TÜRKİYE’NİN DURUMU VE GELECEĞE BAKIŞ
Türkiye’ye geldiğimizde ise kitapta Türkiye’nin neler yapması gerektiği, nasıl bir yol izlemesi gerektiğini inceledik. Bu boyutta Türkiye’nin düşmüş olduğu yanılgılardan biri şu; evet altyapımızı geliştirmek için büyük çabalar sarf ettik. Bunları yaparken bazen borçlandık, ileriye yönelik yükümlülüklerle bunların ödemesi altına geldik. Türkiye ben bilime, teknolojiye yatırım yapayım, yüksek katma değerli ürün üretimi yapayım bunlardan elde ettiğim parayla da altyapı yatırımlarını yapayım borçlanmayayım. Çin’in borçlanması var mı var ama stratejik olarak bakıldığında bir ülkeye borçlanma da gereklidir. Bu boyutta ise Türkiye’nin verimlilik odaklı, bilişim ve teknolojiyi üst plana çıkarabilecek eğitim politikalarını yeniden belirleyebilecek ve bu politikalarda teknolojik büyümeyi nasıl geliştirebileceği boyutunda bir girişimde bulunması gereklidir.
ÇİN’İN DİĞER ÜLKELERDEN POZİTİF AYRILIŞI
Türkiye bir G20 ülkesi, dünya ekonomileri arasında ilk 20’de yer almak için bizim kitabımızdaki 29 endeks içinde hangi endekslerde yüksek olması gerekir, diye baktık. Burada gayri safi sermaye yatırımlarında Türkiye çok iyi. Bunlar sabit yatırımlar oluyor tesisler, makine ve ekipmanlar, okullar, hastaneler, otoyollar ve benzerleri. Türkiye 20 yılda bunlara yatırım yapan ve kuvvetlendiren bir ülke olarak görülüyor.

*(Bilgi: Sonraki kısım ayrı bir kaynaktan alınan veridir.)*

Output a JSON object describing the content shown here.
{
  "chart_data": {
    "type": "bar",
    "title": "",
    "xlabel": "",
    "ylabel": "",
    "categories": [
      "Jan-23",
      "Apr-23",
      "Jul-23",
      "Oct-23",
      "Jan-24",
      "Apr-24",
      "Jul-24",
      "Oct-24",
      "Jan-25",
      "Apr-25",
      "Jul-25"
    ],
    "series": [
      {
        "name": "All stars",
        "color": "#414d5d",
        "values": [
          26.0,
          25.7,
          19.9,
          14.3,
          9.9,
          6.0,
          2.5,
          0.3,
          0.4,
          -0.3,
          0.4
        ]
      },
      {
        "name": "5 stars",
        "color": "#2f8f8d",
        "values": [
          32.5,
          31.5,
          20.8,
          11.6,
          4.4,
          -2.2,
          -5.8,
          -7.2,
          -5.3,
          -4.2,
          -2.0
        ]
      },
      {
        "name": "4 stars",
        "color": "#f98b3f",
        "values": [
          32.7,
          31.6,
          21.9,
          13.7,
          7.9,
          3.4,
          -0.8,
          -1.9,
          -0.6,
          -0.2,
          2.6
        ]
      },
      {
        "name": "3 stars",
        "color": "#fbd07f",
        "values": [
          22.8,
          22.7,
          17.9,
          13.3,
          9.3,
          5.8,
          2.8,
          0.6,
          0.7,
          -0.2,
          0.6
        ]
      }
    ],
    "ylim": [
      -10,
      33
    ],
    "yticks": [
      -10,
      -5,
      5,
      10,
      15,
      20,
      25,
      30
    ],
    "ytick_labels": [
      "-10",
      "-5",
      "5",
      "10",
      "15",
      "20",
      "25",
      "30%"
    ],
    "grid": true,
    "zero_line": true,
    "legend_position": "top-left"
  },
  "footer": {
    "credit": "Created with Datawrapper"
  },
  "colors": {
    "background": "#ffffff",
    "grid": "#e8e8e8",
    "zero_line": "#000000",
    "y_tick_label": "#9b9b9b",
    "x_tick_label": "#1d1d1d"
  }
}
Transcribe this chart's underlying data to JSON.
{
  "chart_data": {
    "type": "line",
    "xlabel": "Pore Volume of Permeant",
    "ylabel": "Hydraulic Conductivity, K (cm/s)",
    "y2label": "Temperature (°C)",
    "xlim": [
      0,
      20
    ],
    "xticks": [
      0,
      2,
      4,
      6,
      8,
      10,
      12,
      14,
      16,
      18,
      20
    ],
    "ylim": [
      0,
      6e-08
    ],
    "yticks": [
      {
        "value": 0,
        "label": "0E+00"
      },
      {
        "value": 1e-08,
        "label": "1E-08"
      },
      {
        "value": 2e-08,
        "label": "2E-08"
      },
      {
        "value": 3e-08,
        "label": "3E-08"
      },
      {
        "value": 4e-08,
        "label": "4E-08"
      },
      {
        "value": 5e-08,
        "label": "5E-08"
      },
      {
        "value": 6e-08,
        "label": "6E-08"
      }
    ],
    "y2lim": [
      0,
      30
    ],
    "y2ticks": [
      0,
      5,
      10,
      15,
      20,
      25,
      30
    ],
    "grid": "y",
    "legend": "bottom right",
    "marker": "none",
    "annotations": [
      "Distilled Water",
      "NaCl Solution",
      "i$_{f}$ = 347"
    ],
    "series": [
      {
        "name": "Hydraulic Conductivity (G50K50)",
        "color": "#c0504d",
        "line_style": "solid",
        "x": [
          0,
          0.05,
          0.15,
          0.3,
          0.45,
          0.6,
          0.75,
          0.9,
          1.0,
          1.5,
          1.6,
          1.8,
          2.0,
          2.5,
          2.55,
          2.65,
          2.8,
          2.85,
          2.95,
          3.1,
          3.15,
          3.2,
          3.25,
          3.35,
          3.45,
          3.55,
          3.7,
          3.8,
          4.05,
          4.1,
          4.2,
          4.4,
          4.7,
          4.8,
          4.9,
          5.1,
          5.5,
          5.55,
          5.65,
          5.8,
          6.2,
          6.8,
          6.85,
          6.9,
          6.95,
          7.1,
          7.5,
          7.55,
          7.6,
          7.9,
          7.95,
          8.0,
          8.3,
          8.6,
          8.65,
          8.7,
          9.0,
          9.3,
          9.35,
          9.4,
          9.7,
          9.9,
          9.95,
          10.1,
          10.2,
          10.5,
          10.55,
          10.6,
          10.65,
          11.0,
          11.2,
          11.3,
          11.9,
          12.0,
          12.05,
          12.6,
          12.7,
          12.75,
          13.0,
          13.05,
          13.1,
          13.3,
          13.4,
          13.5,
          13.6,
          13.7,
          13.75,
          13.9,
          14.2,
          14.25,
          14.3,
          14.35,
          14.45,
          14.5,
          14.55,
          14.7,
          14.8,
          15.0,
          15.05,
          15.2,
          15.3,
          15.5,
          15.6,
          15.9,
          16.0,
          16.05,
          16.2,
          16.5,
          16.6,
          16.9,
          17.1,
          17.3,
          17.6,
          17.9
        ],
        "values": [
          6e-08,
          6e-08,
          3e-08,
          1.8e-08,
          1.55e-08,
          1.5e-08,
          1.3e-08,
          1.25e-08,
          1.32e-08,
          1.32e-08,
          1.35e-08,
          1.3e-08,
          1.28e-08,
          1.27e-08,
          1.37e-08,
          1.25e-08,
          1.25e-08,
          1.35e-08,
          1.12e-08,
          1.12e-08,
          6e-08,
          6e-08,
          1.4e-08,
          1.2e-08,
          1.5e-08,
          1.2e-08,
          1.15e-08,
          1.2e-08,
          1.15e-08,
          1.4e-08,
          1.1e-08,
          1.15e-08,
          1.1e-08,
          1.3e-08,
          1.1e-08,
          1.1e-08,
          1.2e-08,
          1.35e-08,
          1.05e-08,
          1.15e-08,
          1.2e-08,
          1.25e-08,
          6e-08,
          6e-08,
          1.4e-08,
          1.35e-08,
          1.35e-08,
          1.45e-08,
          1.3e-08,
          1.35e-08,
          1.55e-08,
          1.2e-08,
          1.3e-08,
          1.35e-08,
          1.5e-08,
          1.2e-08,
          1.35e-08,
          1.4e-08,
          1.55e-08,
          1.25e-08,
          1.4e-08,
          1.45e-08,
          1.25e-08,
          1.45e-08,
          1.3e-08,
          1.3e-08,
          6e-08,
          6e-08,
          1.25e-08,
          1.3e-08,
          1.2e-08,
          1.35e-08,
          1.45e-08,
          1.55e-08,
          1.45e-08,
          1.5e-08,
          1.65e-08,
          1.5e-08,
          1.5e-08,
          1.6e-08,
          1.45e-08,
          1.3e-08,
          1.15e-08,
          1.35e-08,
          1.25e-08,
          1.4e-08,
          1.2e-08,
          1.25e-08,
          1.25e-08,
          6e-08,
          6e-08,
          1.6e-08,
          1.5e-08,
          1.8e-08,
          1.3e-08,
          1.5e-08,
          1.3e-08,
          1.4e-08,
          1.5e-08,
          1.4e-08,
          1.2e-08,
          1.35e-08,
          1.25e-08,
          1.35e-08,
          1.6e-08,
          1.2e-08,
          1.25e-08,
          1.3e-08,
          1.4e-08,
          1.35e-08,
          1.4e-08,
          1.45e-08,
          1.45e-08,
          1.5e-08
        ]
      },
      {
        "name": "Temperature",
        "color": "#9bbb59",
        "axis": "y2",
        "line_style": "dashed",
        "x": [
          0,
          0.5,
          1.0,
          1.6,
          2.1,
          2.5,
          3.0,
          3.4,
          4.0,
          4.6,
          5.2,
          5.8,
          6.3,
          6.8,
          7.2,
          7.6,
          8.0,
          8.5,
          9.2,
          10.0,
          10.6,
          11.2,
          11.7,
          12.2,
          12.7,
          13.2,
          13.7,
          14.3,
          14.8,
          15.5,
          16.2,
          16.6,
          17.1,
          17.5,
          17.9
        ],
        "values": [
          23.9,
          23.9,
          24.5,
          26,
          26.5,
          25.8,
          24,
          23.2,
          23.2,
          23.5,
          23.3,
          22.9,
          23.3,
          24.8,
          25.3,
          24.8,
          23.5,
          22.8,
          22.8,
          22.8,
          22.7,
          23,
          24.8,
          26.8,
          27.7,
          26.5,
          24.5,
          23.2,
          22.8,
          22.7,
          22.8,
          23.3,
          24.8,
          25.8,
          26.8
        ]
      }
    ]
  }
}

Çin’e de baktık, PISA okuma, matematik, bilim bunun yanında Türkiye gibi gayri safi sermaye yatırımları, toplam faktör verimlilikleri, ekonomik kompleksite, global inovasyon dediğimizde Çin’in başarı faktörü eğitime, bilime yüksek katma değer yaratan sanayiye yatırım yapmak olarak görülüyor. Çin 2000-2010 yılında gelişmekte olan ülkelerin gayri safi hasılasından yüzde 30 pay alırken bu inovasyon ile 2020’ye geldiğimizde BRICS-MINT’te gayri safi hasılanın yüzde 60’ını almaya başlıyor.”
*BRICS: Brezilya, Rusya, Hindistan, Çin ve Güney Afrika’dan oluşan uluslararası örgüt.
**MINT: Meksika, Endonezya, Nijerya ve Türkiye ekonomilerini belirtmede kullanılan bir kısaltmadır.